G'day Eily,
++
I tried a few things independently; however, it appears that much of that is very similar to what you've done,
so I'll post it here for comparison.
"my @keys = keys %$hash_ref;" was one of my first thoughts and this appeared to be a definite winner.
I also tried inlining the results
(now discarded, but it was something like: "sub hrkeys () { keys %$hash_ref }"):
that proved to be slower than using "@keys".
I had code very similar to your "sum map ...";
although, I used sum0.
That appeared to be slower (even with the "map EXPR" form I used);
I suspect any gains from sum were overshadowed by losses from map;
I didn't investigate that any further.
I didn't think of caching.
That's a good idea, and might put "sum(0) map" back in the picture;
however, as you stated, that will depend on the OP's data (which hasn't been shown).

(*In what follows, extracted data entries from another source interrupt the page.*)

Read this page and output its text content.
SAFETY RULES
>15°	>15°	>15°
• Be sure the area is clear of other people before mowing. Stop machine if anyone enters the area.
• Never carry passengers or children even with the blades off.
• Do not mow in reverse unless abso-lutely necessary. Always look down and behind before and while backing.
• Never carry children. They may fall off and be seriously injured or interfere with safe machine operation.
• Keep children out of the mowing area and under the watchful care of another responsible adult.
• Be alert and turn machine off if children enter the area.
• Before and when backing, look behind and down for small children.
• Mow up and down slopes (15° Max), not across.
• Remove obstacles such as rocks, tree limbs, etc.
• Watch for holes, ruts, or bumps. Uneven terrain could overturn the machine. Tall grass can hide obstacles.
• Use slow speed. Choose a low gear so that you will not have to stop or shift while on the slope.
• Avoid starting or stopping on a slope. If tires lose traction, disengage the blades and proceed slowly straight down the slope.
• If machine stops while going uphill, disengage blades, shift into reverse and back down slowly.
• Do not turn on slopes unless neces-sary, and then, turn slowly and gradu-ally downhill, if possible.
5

I dummied up some test data (based on the OP's description but, I'm sure, far from representative);
ran some basic timings; and included some sanity checking.

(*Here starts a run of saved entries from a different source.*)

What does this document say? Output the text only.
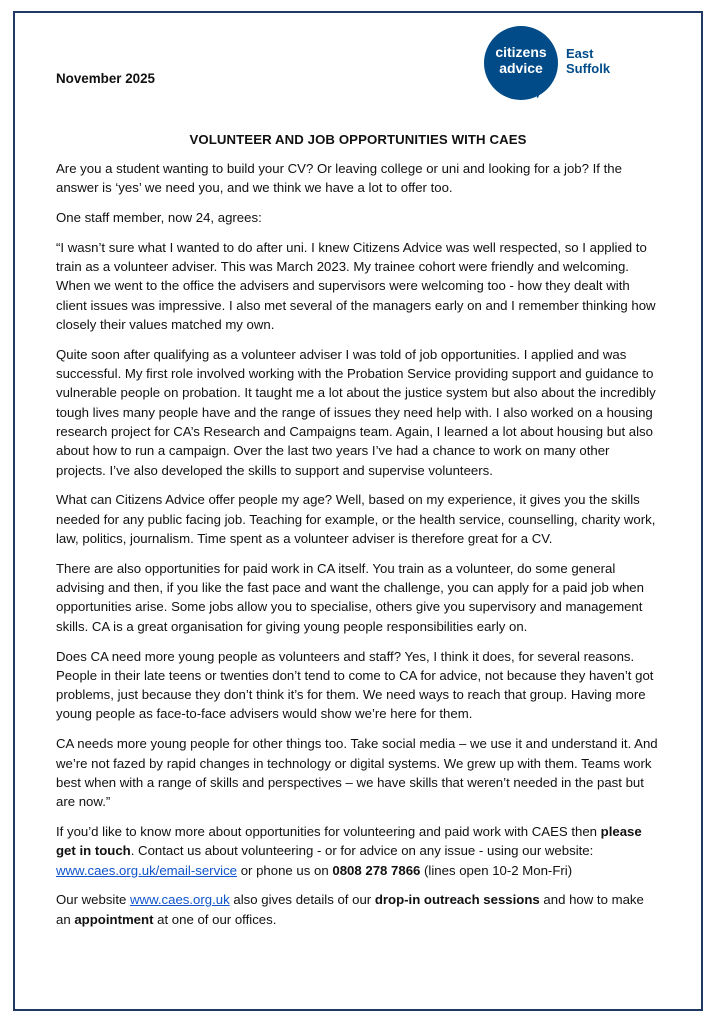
November 2025
citizens
advice
East
Suffolk
VOLUNTEER AND JOB OPPORTUNITIES WITH CAES

Are you a student wanting to build your CV? Or leaving college or uni and looking for a job? If the answer is ‘yes’ we need you, and we think we have a lot to offer too.

One staff member, now 24, agrees:

“I wasn’t sure what I wanted to do after uni. I knew Citizens Advice was well respected, so I applied to train as a volunteer adviser. This was March 2023. My trainee cohort were friendly and welcoming. When we went to the office the advisers and supervisors were welcoming too - how they dealt with client issues was impressive. I also met several of the managers early on and I remember thinking how closely their values matched my own.

Quite soon after qualifying as a volunteer adviser I was told of job opportunities. I applied and was successful. My first role involved working with the Probation Service providing support and guidance to vulnerable people on probation. It taught me a lot about the justice system but also about the incredibly tough lives many people have and the range of issues they need help with. I also worked on a housing research project for CA’s Research and Campaigns team. Again, I learned a lot about housing but also about how to run a campaign. Over the last two years I’ve had a chance to work on many other projects. I’ve also developed the skills to support and supervise volunteers.

What can Citizens Advice offer people my age? Well, based on my experience, it gives you the skills needed for any public facing job. Teaching for example, or the health service, counselling, charity work, law, politics, journalism. Time spent as a volunteer adviser is therefore great for a CV.

There are also opportunities for paid work in CA itself. You train as a volunteer, do some general advising and then, if you like the fast pace and want the challenge, you can apply for a paid job when opportunities arise. Some jobs allow you to specialise, others give you supervisory and management skills. CA is a great organisation for giving young people responsibilities early on.

Does CA need more young people as volunteers and staff? Yes, I think it does, for several reasons. People in their late teens or twenties don’t tend to come to CA for advice, not because they haven’t got problems, just because they don’t think it’s for them. We need ways to reach that group. Having more young people as face-to-face advisers would show we’re here for them.

CA needs more young people for other things too. Take social media – we use it and understand it. And we’re not fazed by rapid changes in technology or digital systems. We grew up with them. Teams work best when with a range of skills and perspectives – we have skills that weren’t needed in the past but are now.”

If you’d like to know more about opportunities for volunteering and paid work with CAES then please get in touch. Contact us about volunteering - or for advice on any issue - using our website: www.caes.org.uk/email-service or phone us on 0808 278 7866 (lines open 10-2 Mon-Fri)

Our website www.caes.org.uk also gives details of our drop-in outreach sessions and how to make an appointment at one of our offices.
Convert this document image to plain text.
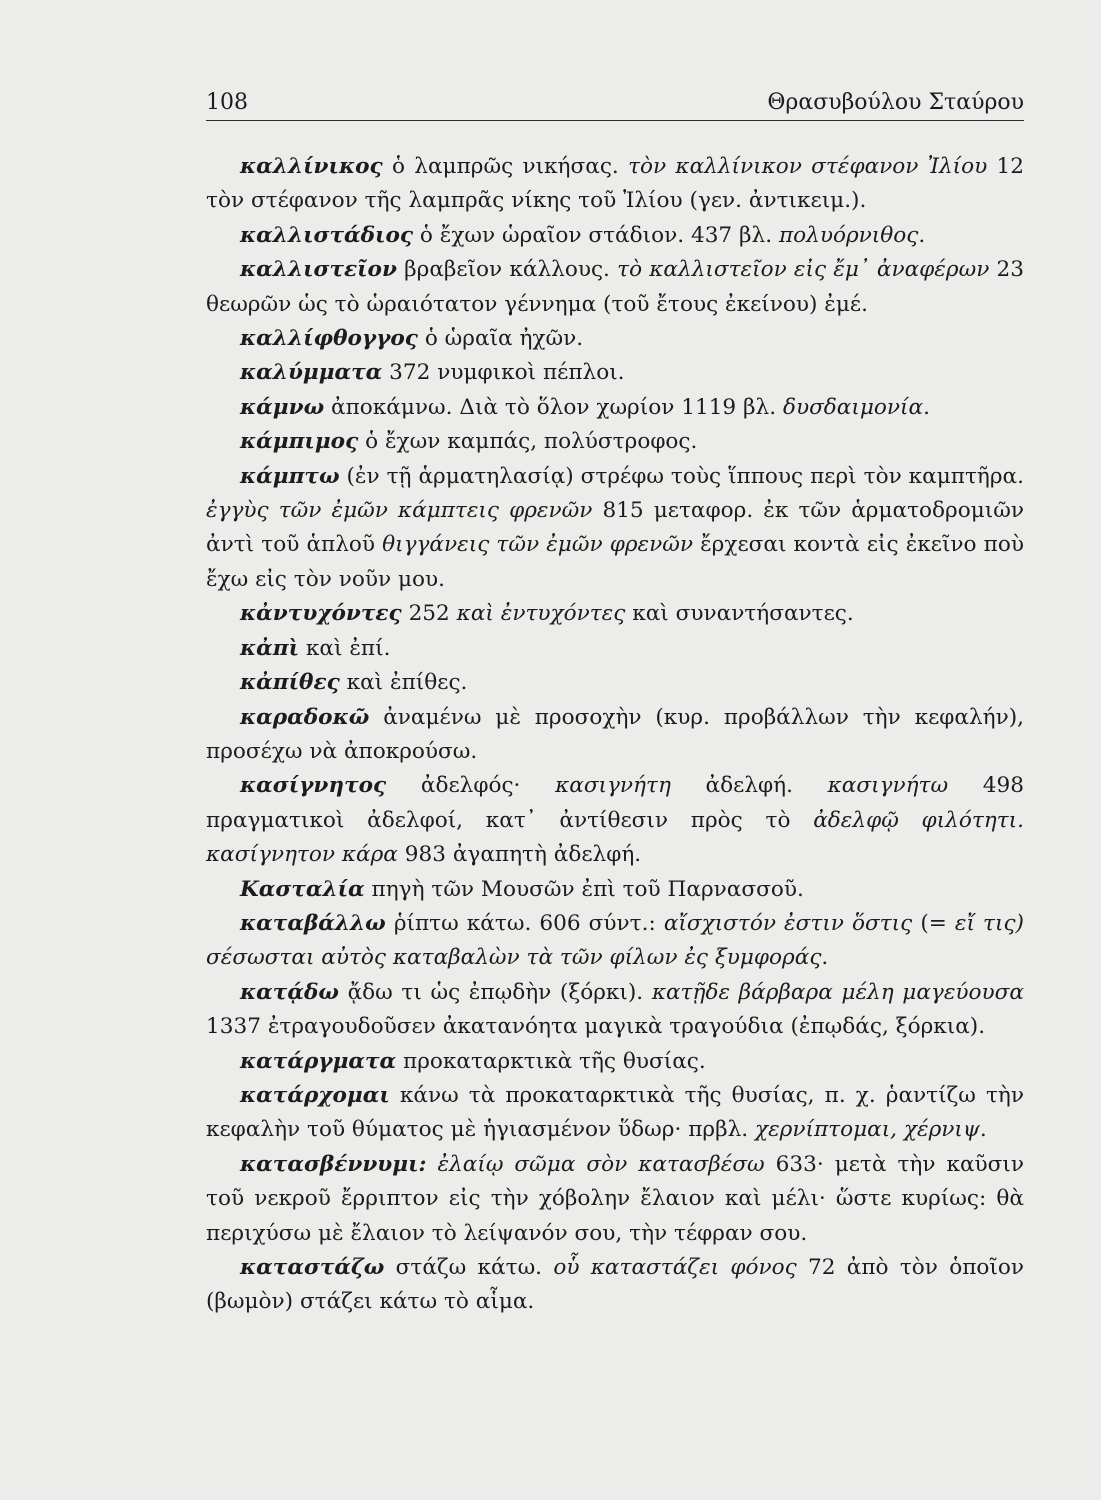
108	Θρασυβούλου Σταύρου

καλλίνικος ὁ λαμπρῶς νικήσας. τὸν καλλίνικον στέφανον Ἰλίου 12 τὸν στέφανον τῆς λαμπρᾶς νίκης τοῦ Ἰλίου (γεν. ἀντικειμ.).

καλλιστάδιος ὁ ἔχων ὡραῖον στάδιον. 437 βλ. πολυόρνιθος.

καλλιστεῖον βραβεῖον κάλλους. τὸ καλλιστεῖον εἰς ἔμ᾿ ἀναφέρων 23 θεωρῶν ὡς τὸ ὡραιότατον γέννημα (τοῦ ἔτους ἐκείνου) ἐμέ.

καλλίφθογγος ὁ ὡραῖα ἠχῶν.

καλύμματα 372 νυμφικοὶ πέπλοι.

κάμνω ἀποκάμνω. Διὰ τὸ ὅλον χωρίον 1119 βλ. δυσδαιμονία.

κάμπιμος ὁ ἔχων καμπάς, πολύστροφος.

κάμπτω (ἐν τῇ ἁρματηλασίᾳ) στρέφω τοὺς ἵππους περὶ τὸν καμπτῆρα. ἐγγὺς τῶν ἐμῶν κάμπτεις φρενῶν 815 μεταφορ. ἐκ τῶν ἁρματοδρομιῶν ἀντὶ τοῦ ἁπλοῦ θιγγάνεις τῶν ἐμῶν φρενῶν ἔρχεσαι κοντὰ εἰς ἐκεῖνο ποὺ ἔχω εἰς τὸν νοῦν μου.

κἀντυχόντες 252 καὶ ἐντυχόντες καὶ συναντήσαντες.

κἀπὶ καὶ ἐπί.

κἀπίθες καὶ ἐπίθες.

καραδοκῶ ἀναμένω μὲ προσοχὴν (κυρ. προβάλλων τὴν κεφαλήν), προσέχω νὰ ἀποκρούσω.

κασίγνητος ἀδελφός· κασιγνήτη ἀδελφή. κασιγνήτω 498 πραγματικοὶ ἀδελφοί, κατ᾿ ἀντίθεσιν πρὸς τὸ ἀδελφῷ φιλότητι. κασίγνητον κάρα 983 ἀγαπητὴ ἀδελφή.

Κασταλία πηγὴ τῶν Μουσῶν ἐπὶ τοῦ Παρνασσοῦ.

καταβάλλω ῥίπτω κάτω. 606 σύντ.: αἴσχιστόν ἐστιν ὅστις (= εἴ τις) σέσωσται αὐτὸς καταβαλὼν τὰ τῶν φίλων ἐς ξυμφοράς.

κατᾴδω ᾄδω τι ὡς ἐπῳδὴν (ξόρκι). κατῇδε βάρβαρα μέλη μαγεύουσα 1337 ἐτραγουδοῦσεν ἀκατανόητα μαγικὰ τραγούδια (ἐπῳδάς, ξόρκια).

κατάργματα προκαταρκτικὰ τῆς θυσίας.

κατάρχομαι κάνω τὰ προκαταρκτικὰ τῆς θυσίας, π. χ. ῥαντίζω τὴν κεφαλὴν τοῦ θύματος μὲ ἡγιασμένον ὕδωρ· πρβλ. χερνίπτομαι, χέρνιψ.

κατασβέννυμι: ἐλαίῳ σῶμα σὸν κατασβέσω 633· μετὰ τὴν καῦσιν τοῦ νεκροῦ ἔρριπτον εἰς τὴν χόβολην ἔλαιον καὶ μέλι· ὥστε κυρίως: θὰ περιχύσω μὲ ἔλαιον τὸ λείψανόν σου, τὴν τέφραν σου.

καταστάζω στάζω κάτω. οὗ καταστάζει φόνος 72 ἀπὸ τὸν ὁποῖον (βωμὸν) στάζει κάτω τὸ αἷμα.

Here's the code I found to be fastest.
#!/usr/bin/env perl -l
use strict;
use warnings;
use Time::HiRes 'time';
my $hash_ref;
@$hash_ref{'a' .. 'j'} = 1 .. 10;
my $array_ref = [ ('v-w-x-y-z') x 2e6 ];
my $foo;
my $value = 0;
for my $outer ('v' .. 'z') {
$foo->{$outer}{$_}{value} = ++$value for 'a' .. 'j';
}
my $t0 = time;
op_code();
my $t1 = time;
printf "op_code: %.6f\n", $t1 - $t0;
kens_code();
my $t2 = time;
printf "kens_code: %.6f\n", $t2 - $t1;
print '*** Compare ***';
printf "kens/op: %.6f%%\n", (($t2 - $t1) / ($t1 - $t0)) * 100;
sub op_code {
my $bar;
foreach my $a (@{ $array_ref }) {
my $i = 0;
foreach my $b (split('-', $a)) {
foreach my $c (keys %{ $hash_ref }) {
$i += $foo->{$b}->{$c}->{'value'};
}
}
push @{ $bar->{$i} }, $a;
}
print '*** op_code ***';
print "@{[ $_, $#{$bar->{$_}}, $bar->{$_}[0] ]}" for keys %$bar;
}
sub kens_code {
my $bar;
my @keys = keys %$hash_ref;
for my $outer (@$array_ref) {
my $sum;
for my $inner (split /-/, $outer) {
for (@keys) {
$sum += $foo->{$inner}{$_}{value};
}
}
push @{$bar->{$sum}}, $outer;
}
print '*** kens_code ***';
print "@{[ $_, $#{$bar->{$_}}, $bar->{$_}[0] ]}" for keys %$bar;
}
The array, with two million elements, took about 30s (so it's roughly comparable to what the OP describes).
My code was typically shaving around 25-30% off of this.
I ran it quite a few times — here's a fairly representative run.
*** op_code ***
1275 1999999 v-w-x-y-z
op_code: 31.985272
*** kens_code ***
1275 1999999 v-w-x-y-z
kens_code: 23.075756
*** Compare ***
kens/op: 72.144941%
By the way, I totally agree with your comments re $a and $b: I only use those as special variables.
I'm not completely averse to single-letter variable names, such as $i for a loop index;
although, I do cringe when I find them liberally scattered through production code —
meaningful names are a much better choice.
|